Dr Pirata Phakdeesattayaphong, a Consulting Partner for PwC Thailand, said that the COVID-19 has shaken the role of HR to its core.

 

“Before the pandemic, HR used to be about recruiting, hiring, payroll and benefits, as well as retaining and developing talent to increase business competitiveness. Now all that is changing.

 

“The role of HR today has increasingly shifted to focusing on employee safety, health and well-being, solving issues associated with remote work and keeping people engaged and productive on top of moving recruitment and onboarding online,” she said.

 

While HR departments in many countries across the globe are more adept at embracing changes brought by the new normal, the pace of HR functions at Thai companies has been slow because they have just grown accustomed to the concept of remote working and a contingent workforce, Pirata said.

 

With organisations now on the cusp of recovery, Pirata said the role of HR will still face the challenges of performance management in a predominantly remote environment and helping the employer serve as a social safety net, among others.

 

According to PwC’s “How the new normal is shaping the future of HR”, HR will take centre stage in the midst of a pandemic by:

1.  Redefining organisational culture by shifting towards a people-centric and hybrid workplace. There will likely be a major shift towards hybrid working models that capitalise on the benefits of both remote and office working, which makes it more flexible on working arrangements.
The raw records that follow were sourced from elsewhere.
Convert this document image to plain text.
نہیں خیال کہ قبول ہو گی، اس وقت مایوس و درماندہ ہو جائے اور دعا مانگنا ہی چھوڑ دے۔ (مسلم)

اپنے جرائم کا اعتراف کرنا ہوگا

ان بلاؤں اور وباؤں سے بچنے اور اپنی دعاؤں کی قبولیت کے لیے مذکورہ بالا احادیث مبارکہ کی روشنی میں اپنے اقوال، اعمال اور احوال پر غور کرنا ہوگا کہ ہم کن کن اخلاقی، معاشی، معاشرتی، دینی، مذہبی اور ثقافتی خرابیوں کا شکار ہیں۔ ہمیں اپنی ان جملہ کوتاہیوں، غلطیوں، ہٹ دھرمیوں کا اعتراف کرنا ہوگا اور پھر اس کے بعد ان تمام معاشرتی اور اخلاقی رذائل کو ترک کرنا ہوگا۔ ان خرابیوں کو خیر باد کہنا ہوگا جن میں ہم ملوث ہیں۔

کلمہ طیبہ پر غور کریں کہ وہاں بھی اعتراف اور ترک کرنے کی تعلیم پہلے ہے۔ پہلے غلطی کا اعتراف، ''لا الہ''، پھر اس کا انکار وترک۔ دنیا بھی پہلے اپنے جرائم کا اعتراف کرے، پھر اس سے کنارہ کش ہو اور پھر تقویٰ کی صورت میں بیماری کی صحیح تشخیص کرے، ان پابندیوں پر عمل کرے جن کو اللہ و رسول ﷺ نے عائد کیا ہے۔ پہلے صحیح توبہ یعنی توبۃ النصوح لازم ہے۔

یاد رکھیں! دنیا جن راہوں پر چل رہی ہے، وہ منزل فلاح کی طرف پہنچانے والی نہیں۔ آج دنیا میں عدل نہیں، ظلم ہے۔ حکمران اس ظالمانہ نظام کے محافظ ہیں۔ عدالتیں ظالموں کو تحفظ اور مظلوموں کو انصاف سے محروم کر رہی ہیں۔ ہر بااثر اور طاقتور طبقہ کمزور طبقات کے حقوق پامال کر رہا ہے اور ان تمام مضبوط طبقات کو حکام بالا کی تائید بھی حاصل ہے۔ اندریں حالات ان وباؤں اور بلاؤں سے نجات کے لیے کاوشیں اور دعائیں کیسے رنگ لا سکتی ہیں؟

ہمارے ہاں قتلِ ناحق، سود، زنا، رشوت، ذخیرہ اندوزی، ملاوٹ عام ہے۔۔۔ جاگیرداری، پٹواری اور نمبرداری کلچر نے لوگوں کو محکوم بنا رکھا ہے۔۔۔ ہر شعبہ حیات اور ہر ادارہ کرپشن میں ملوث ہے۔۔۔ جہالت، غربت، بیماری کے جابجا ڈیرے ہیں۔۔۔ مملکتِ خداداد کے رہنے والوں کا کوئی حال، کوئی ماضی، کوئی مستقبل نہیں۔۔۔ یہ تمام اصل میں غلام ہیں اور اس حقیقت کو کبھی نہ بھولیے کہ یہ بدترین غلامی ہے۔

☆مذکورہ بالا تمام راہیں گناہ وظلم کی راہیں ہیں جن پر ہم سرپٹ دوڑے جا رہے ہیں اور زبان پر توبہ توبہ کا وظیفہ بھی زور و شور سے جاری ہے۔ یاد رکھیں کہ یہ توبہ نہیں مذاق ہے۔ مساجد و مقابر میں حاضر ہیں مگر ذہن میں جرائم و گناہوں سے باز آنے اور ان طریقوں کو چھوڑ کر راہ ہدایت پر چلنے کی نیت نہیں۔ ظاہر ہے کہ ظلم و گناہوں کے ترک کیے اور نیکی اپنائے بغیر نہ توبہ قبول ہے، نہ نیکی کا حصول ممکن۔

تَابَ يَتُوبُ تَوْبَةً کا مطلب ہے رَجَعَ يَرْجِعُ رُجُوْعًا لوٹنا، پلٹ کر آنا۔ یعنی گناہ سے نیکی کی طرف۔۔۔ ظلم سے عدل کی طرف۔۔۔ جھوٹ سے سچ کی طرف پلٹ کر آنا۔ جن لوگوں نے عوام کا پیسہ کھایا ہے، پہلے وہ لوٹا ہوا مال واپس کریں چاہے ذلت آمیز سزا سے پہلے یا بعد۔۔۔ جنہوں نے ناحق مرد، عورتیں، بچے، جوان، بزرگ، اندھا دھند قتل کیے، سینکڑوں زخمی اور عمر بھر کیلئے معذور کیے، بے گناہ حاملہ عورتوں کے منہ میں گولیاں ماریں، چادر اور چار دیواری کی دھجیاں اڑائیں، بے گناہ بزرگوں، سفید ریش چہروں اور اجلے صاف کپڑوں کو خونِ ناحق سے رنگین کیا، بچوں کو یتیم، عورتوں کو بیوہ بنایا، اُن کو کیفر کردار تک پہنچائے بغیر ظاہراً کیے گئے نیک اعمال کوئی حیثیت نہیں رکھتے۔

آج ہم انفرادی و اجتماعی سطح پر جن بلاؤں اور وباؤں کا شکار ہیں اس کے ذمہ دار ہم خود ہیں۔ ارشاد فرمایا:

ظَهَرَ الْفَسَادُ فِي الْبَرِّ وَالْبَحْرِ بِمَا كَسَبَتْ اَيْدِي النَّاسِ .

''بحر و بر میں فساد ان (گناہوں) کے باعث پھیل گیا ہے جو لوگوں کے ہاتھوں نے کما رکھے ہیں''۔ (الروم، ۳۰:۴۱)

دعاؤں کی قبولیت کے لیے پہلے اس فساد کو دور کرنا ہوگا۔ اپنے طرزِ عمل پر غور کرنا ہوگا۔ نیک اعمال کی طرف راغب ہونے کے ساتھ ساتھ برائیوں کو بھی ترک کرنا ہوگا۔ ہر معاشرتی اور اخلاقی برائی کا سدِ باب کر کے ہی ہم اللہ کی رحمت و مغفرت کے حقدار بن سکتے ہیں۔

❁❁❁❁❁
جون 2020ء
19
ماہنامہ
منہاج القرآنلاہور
This includes emphasising on creating participatory decision-making values and maximising occupational health and safety by focusing on physical and mental well-being.

2. Driving people transformation by personalised rewards schemes. Realigning rewards to market realities through adaptive and personalised compensation structures. HR may consider transitioning to an outcome-based performance management system where employees’ performance is measured solely on their outputs rather than the time spent working. This means rethinking and realigning KPIs to match new realities and accommodate the transition towards the new normal as employees gradually upskill and reskill themselves and reinforcing the learning and development agenda through digital upskilling. 

3. Enabling change by leveraging workforce analytics to promote data-driven decision making. Over the last decade, we have witnessed a rise in data-driven decision making across all industries, business sectors and organisations, and HR is no different. Workforce analytics enables HR to gauge employee experience, engagement, and satisfaction. Rethinking talent sourcing and recruitment by embracing emerging technologies and diverse skill sets and accelerating the digital transformation agenda through the integration of disruptive technologies. Digital now, not tomorrow.

 

“Without urgently putting in place a remote-working policy and making appropriate adjustments to performance-based compensation programmes that reflect the impact of COVID-19, HR departments will be at risk of not properly incentivising employees in line with their contributions,” Pirata said.

 

The future of HR after COVID-19

 

Dr Pirata said that several leading companies both inside and outside Thailand have downsized their HR teams and adopted solutions such as Human Resource Information System (HRIS) or hiring HR outsourcing. This trend underlines the need for organisations to restructure their HR departments to be more flexible and agile. 

 

Other technologies – Robotic Process Automation (RPA) for managing routine work, Virtual Reality (VR) for training or onboarding, and Data Analytics for identifying talent and recruiting risks – are also being deployed to help HR optimise costs and improve efficiency.

 

HR must be able to identify the types of work that will be replaced by technology, or specific jobs that will require an employee with certain skill sets to perform, Dr Pirata said. This will help them to attract, retain and develop the right talent, as well as upskill and reskill the workforce – both of which are time consuming and will take longer term efforts.

 

“For the people in the HR industry, start by developing skills focused on strategy setting, workforce planning and data analytics. This is equally important to improving the skills to attract and retain talent.

 

“Today, HR needs to be a business partner that can support the organisation toward digital transformation. They also need to act as a change agent in building a people-centric corporate culture. Aside from this, they must be in the driver’s seat promoting and communicating core values to employees in order to create a new DNA for the organisation,” Dr Pirata concluded.